A papa Francesco, è stato osservato, le speculazioni sul Concilio non interessano granché, così come ignora quanti hanno scambiato le «tradizioni» di una generazione fa con la grande Tradizione a cui non solo Yves Congar riservava la maiuscola e della quale il Concilio è frutto e sviluppo nella comprensione del Vangelo: «Il Vaticano II è stato una rilettura del Vangelo alla luce della cultura contemporanea. Ha prodotto un movimento di rinnovamento che semplicemente viene dal Vangelo». Un’affermazione pronunciata da Francesco già nel primo anno del suo pontificato e che da sola recide tutta una stagione di riduzione dell’evento conciliare a frasario per disattenderne le istanze profonde e decisive. Per il primo Papa ad essere stato ordinato prete dopo il Concilio, esso è tale per essere vissuto nel suo insieme. E proprio perché ne è figlio,
naturaliter et simpliciter, come figlio, lo incarna. E se il Concilio voleva essere «un segno della della misericordia del Signore sopra la sua Chiesa», come prospettato nella giovannea
Gaudet Mater Ecclesia – ed effettivamente è stato la sede in cui la Chiesa ha scelto «la medicina della misericordia» – il Giubileo presente non può che essere anche il Giubileo del Concilio,
hic et nunc, dove il tempo della sua ricezione e il tempo del perdono coincidono. Così nella
Misericordiae vultus il perdono, che abbraccia non solo i devoti ma l’intera famiglia umana, è protagonista. O meglio, l’esperienza vissuta del perdono, sottolineando che fare quest’esperienza è una grazia che il ministero apostolico annuncia. La Chiesa – ripete Francesco – esiste solo come strumento per comunicare agli uomini il disegno misericordioso di Dio. Se non svolge questa funzione, ogni iniziativa ecclesiale finisce per ostacolare e tradire la missione affidata da Cristo agli apostoli. E forse – suggerisce il Papa con un passaggio appena accennato ma quanto mai eloquente – è accaduto proprio questo, in tante dinamiche passate e recenti della mobilitazione ecclesiastica. «Per tanto tempo – riconosce il vescovo di Roma – abbiamo dimenticato di indicare e di vivere la via della misericordia». Un orizzonte che anche sul piano ecumenico ha una capacità inclusiva da rendere significativamente «provvidenziale» persino il suo ricordare nell’Angelus di domenica scorsa, proprio alla vigilia dell’inizio del Giubileo della misericordia, lo storico gesto di riconciliazione tra cattolici e ortodossi avvenuto alla vigilia della chiusura del Vaticano II. E che Francesco ha ripreso ricollocandolo nell’oggi della richiesta di «perdono a Dio e tra di noi per il peccato della divisione» senza cui «non può esserci autentico cammino verso l’unità», rendendo così nuovamente eloquente la testimonianza di come nel servizio di «presiedere nella carità universale» si ascrive tutto il servizio del successore di Pietro.

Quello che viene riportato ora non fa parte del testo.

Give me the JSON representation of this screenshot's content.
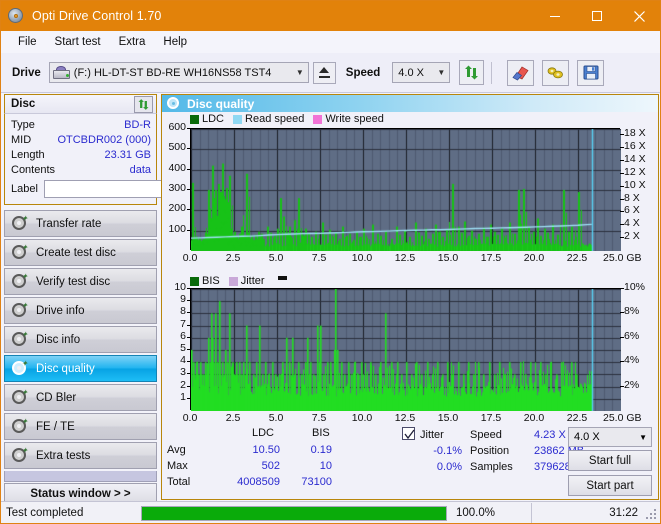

Un servizio che proprio un ortodosso della statura di Atenagora, conversando con Olivier Clément cinquant’anni fa, con rara lucidità aveva illuminato: «Dovremmo scrutare più profondamente il destino di Pietro nel Vangelo. Pietro – ha scritto san Gregorio Palamas – è il prototipo stesso dell’uomo nuovo, ovvero il peccatore perdonato. Egli può essere qui solo per ricordare alla Chiesa che essa vive del perdono di Dio e non ha altra forza che la Croce. Se nella Chiesa c’è un vescovo che è "l’analogo" di Pietro allora siamo ben lontani dal potere e dalla gloria mondana. E se Pietro dimenticasse che la sua testimonianza fondamentale è quella del peccatore perdonato allora, a immagine di Paolo ad Antiochia, dei profeti verranno a opporsi a lui "a viso aperto (
Gal 2,11)"». Dopo il Concilio Vaticano II anche l’attuale successore di Pietro per grazia incarna il testimone e il profeta. È questo il «balzo innanzi» epocale che la storia della Chiesa sta attraversando. L’apertura della Porta della misericordia ne è il sigillo.